Ha, what little did I know.
List of technologies tried and (mostly) discarded
physical HDMI cable
Some solutions came close, some not so much. Here are pros and cons of each in the order I tried them.
HDMI cable from laptop to TV
Well at least it actually works (see Miracast entry below).
Working with actual cables – no fun. Ties up your laptop fulltime.
Probably fine if your need is very infrequent and you have spare time to mess with the cables.
What it is
If it worked, this would be like having a wireless HDMI cable. So you’d cast from, say, a laptop directly to your Firestick.
I guess none as it doesn’t work. In principle it would be like using HDMI but without messing with the cable. You can mirror your display wirelessly from your laptop, then set your Firestick to permit being used, but it all doesn’t work in the end. My friend actually called Amazon support on this and they confirmed that they do not support Miracast from PCs.
At best it would tie up your laptop full time casting its screen to your TV. Doesn’t sound that great to me. Those who use Miracast find it unstable in any case.
What it is
A client/server technology. It is kind of slick nd designed to be consumer friendly. You install the Plex server on your PC.
It wasn’t too hard to get going. The Plex server can be used with other apps so it’s a generally good thing to have in any case. The Plex app is available on the Amazon store.
If you have home movies on your PC they play really nicely, I’ll give it that.
Your stuff is organized into sensible collections. Browsing through lots of folders of pictures is pretty easy.
The slideshow terminates at the last picture and stays there. There is no looping, which is bizarre since it’s otherwise so slick.
What it is
As far as I can tell it’s an open source media client.

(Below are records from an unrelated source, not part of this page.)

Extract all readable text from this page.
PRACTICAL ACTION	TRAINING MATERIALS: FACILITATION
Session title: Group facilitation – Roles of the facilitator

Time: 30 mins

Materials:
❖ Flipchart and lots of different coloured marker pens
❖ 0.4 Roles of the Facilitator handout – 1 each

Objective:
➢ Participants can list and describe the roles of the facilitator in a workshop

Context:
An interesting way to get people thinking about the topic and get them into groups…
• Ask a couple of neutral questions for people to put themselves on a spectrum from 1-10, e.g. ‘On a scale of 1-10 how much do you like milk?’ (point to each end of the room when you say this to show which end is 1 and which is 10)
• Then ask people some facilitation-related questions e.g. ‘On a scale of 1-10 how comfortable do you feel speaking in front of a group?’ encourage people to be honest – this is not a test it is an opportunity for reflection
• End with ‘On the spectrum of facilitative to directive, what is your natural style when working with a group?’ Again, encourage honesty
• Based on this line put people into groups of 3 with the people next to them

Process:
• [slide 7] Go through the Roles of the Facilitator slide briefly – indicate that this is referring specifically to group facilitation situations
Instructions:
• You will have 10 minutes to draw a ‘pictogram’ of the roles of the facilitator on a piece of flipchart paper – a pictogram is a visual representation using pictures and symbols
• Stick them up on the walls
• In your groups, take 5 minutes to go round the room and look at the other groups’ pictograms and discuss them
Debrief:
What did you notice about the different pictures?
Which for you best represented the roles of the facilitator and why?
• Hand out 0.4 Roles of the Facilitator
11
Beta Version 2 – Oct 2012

It can work from a bunch of different sources. I never did get SMB sharing to work, but once I started playing with Upnp I realized I could aim it at my Plex server! And that worked.
Requires you to jailbreak you Firestick so it’s not a smooth or pleasant installation. Installation requires “sideloading” from an Android device. I can drill down into a folder of photos but once I click slideshow the screen turns black. The thumbnails show up however. Also I read that it reads the EXIF meta information form each picture in a folder and that will take forever on a typical folder with hundreds of pictures. That’s a non-starter.
AllConnect by Tuxera
What it is
You would need the app installed on an Android device as well as the Firestick. You then in principle use your android device to control what gets displayed on your Firestick. This is a casting technology in other words.

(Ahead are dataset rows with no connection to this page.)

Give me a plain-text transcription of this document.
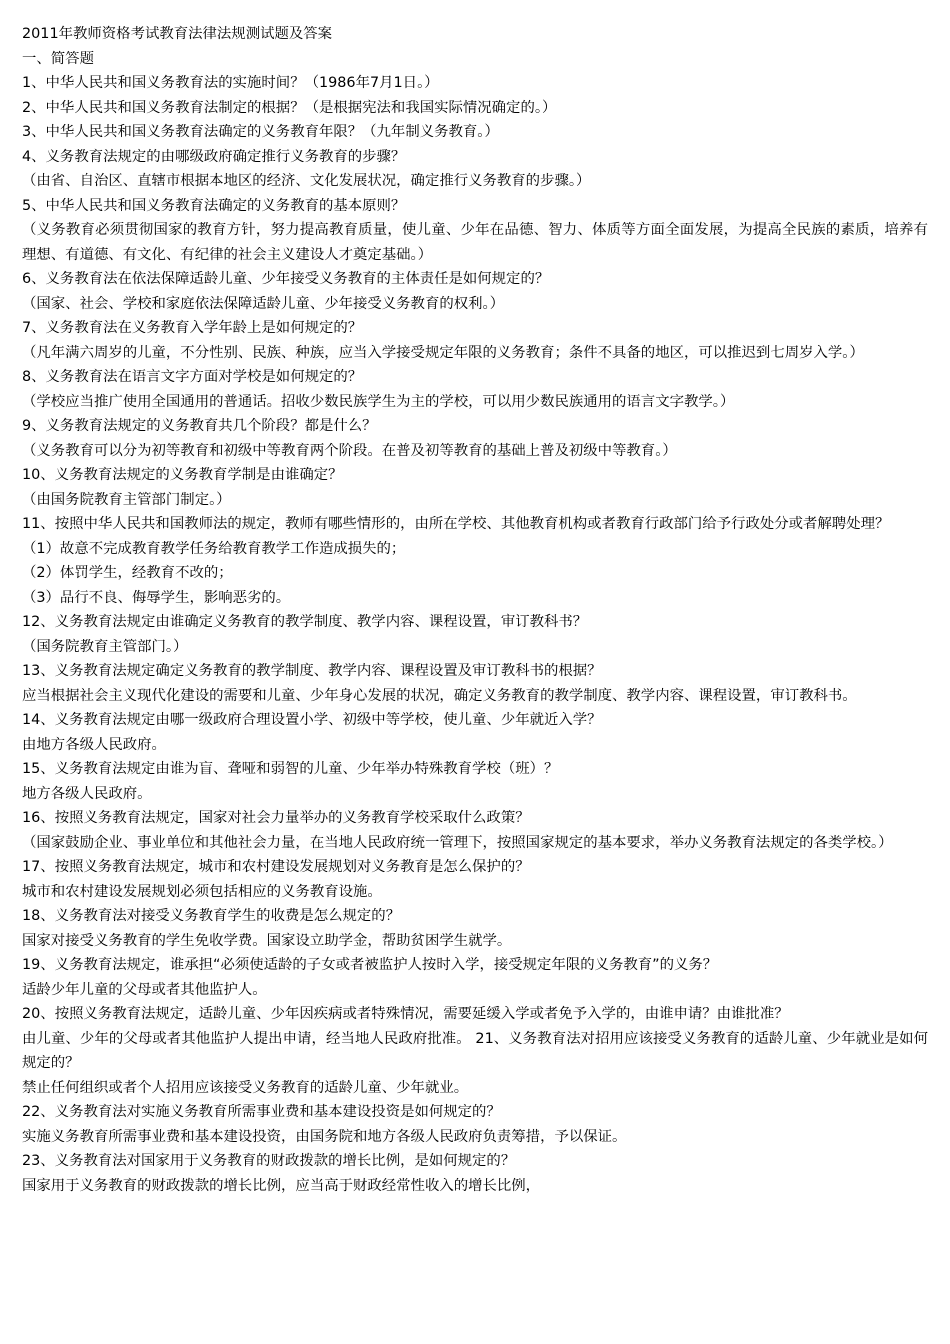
2011年教师资格考试教育法律法规测试题及答案
一、简答题
1、中华人民共和国义务教育法的实施时间？（1986年7月1日。）
2、中华人民共和国义务教育法制定的根据？（是根据宪法和我国实际情况确定的。）
3、中华人民共和国义务教育法确定的义务教育年限？（九年制义务教育。）
4、义务教育法规定的由哪级政府确定推行义务教育的步骤？
（由省、自治区、直辖市根据本地区的经济、文化发展状况，确定推行义务教育的步骤。）
5、中华人民共和国义务教育法确定的义务教育的基本原则？
（义务教育必须贯彻国家的教育方针，努力提高教育质量，使儿童、少年在品德、智力、体质等方面全面发展，为提高全民族的素质，培养有理想、有道德、有文化、有纪律的社会主义建设人才奠定基础。）
6、义务教育法在依法保障适龄儿童、少年接受义务教育的主体责任是如何规定的？
（国家、社会、学校和家庭依法保障适龄儿童、少年接受义务教育的权利。）
7、义务教育法在义务教育入学年龄上是如何规定的？
（凡年满六周岁的儿童，不分性别、民族、种族，应当入学接受规定年限的义务教育；条件不具备的地区，可以推迟到七周岁入学。）
8、义务教育法在语言文字方面对学校是如何规定的？
（学校应当推广使用全国通用的普通话。招收少数民族学生为主的学校，可以用少数民族通用的语言文字教学。）
9、义务教育法规定的义务教育共几个阶段？都是什么？
（义务教育可以分为初等教育和初级中等教育两个阶段。在普及初等教育的基础上普及初级中等教育。）
10、义务教育法规定的义务教育学制是由谁确定？
（由国务院教育主管部门制定。）
11、按照中华人民共和国教师法的规定，教师有哪些情形的，由所在学校、其他教育机构或者教育行政部门给予行政处分或者解聘处理？
（1）故意不完成教育教学任务给教育教学工作造成损失的；
（2）体罚学生，经教育不改的；
（3）品行不良、侮辱学生，影响恶劣的。
12、义务教育法规定由谁确定义务教育的教学制度、教学内容、课程设置，审订教科书？
（国务院教育主管部门。）
13、义务教育法规定确定义务教育的教学制度、教学内容、课程设置及审订教科书的根据？
应当根据社会主义现代化建设的需要和儿童、少年身心发展的状况，确定义务教育的教学制度、教学内容、课程设置，审订教科书。
14、义务教育法规定由哪一级政府合理设置小学、初级中等学校，使儿童、少年就近入学？
由地方各级人民政府。
15、义务教育法规定由谁为盲、聋哑和弱智的儿童、少年举办特殊教育学校（班）？
地方各级人民政府。
16、按照义务教育法规定，国家对社会力量举办的义务教育学校采取什么政策？
（国家鼓励企业、事业单位和其他社会力量，在当地人民政府统一管理下，按照国家规定的基本要求，举办义务教育法规定的各类学校。）
17、按照义务教育法规定，城市和农村建设发展规划对义务教育是怎么保护的？
城市和农村建设发展规划必须包括相应的义务教育设施。
18、义务教育法对接受义务教育学生的收费是怎么规定的？
国家对接受义务教育的学生免收学费。国家设立助学金，帮助贫困学生就学。
19、义务教育法规定，谁承担“必须使适龄的子女或者被监护人按时入学，接受规定年限的义务教育”的义务？
适龄少年儿童的父母或者其他监护人。
20、按照义务教育法规定，适龄儿童、少年因疾病或者特殊情况，需要延缓入学或者免予入学的，由谁申请？由谁批准？
由儿童、少年的父母或者其他监护人提出申请，经当地人民政府批准。 21、义务教育法对招用应该接受义务教育的适龄儿童、少年就业是如何规定的？
禁止任何组织或者个人招用应该接受义务教育的适龄儿童、少年就业。
22、义务教育法对实施义务教育所需事业费和基本建设投资是如何规定的？
实施义务教育所需事业费和基本建设投资，由国务院和地方各级人民政府负责筹措，予以保证。
23、义务教育法对国家用于义务教育的财政拨款的增长比例，是如何规定的？
国家用于义务教育的财政拨款的增长比例，应当高于财政经常性收入的增长比例，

Like a supported version of Kodi – it’s an app right in the Amazon store. Again it was compatible with my Plex server, which was nice.
Works like crap. You can show one picture at a time. It loses the connection. Slideshow mode doesn’t work. Forces you to pick one photo at a time to add to your slideshow. I don’t think so!

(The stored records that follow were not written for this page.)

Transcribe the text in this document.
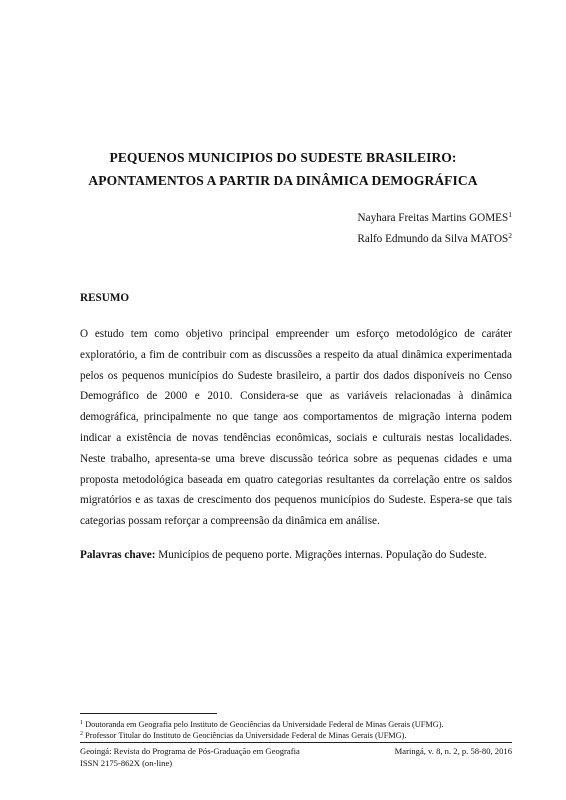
PEQUENOS MUNICIPIOS DO SUDESTE BRASILEIRO:
APONTAMENTOS A PARTIR DA DINÂMICA DEMOGRÁFICA
Nayhara Freitas Martins GOMES$^1$
Ralfo Edmundo da Silva MATOS$^2$
RESUMO
O estudo tem como objetivo principal empreender um esforço metodológico de caráter
exploratório, a fim de contribuir com as discussões a respeito da atual dinâmica experimentada
pelos os pequenos municípios do Sudeste brasileiro, a partir dos dados disponíveis no Censo
Demográfico de 2000 e 2010. Considera-se que as variáveis relacionadas à dinâmica
demográfica, principalmente no que tange aos comportamentos de migração interna podem
indicar a existência de novas tendências econômicas, sociais e culturais nestas localidades.
Neste trabalho, apresenta-se uma breve discussão teórica sobre as pequenas cidades e uma
proposta metodológica baseada em quatro categorias resultantes da correlação entre os saldos
migratórios e as taxas de crescimento dos pequenos municípios do Sudeste. Espera-se que tais
categorias possam reforçar a compreensão da dinâmica em análise.
Palavras chave: Municípios de pequeno porte. Migrações internas. População do Sudeste.
$^1$ Doutoranda em Geografia pelo Instituto de Geociências da Universidade Federal de Minas Gerais (UFMG).
$^2$ Professor Titular do Instituto de Geociências da Universidade Federal de Minas Gerais (UFMG).
Geoingá: Revista do Programa de Pós-Graduação em Geografia	Maringá, v. 8, n. 2, p. 58-80, 2016
ISSN 2175-862X (on-line)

Ties up an Android device so that it ain’t so great either.
Also, because of multiple devices involved it’s a little slow (a couple seconds) to switch between pictures, painting a refresh thing on your screen while you wait.
All approaches fail. Plex comes closest to being useable. Allconnect is horrible, Kodi holds promise for some day, Miracast is a joke. An HDMI cable is a capable fallback solution.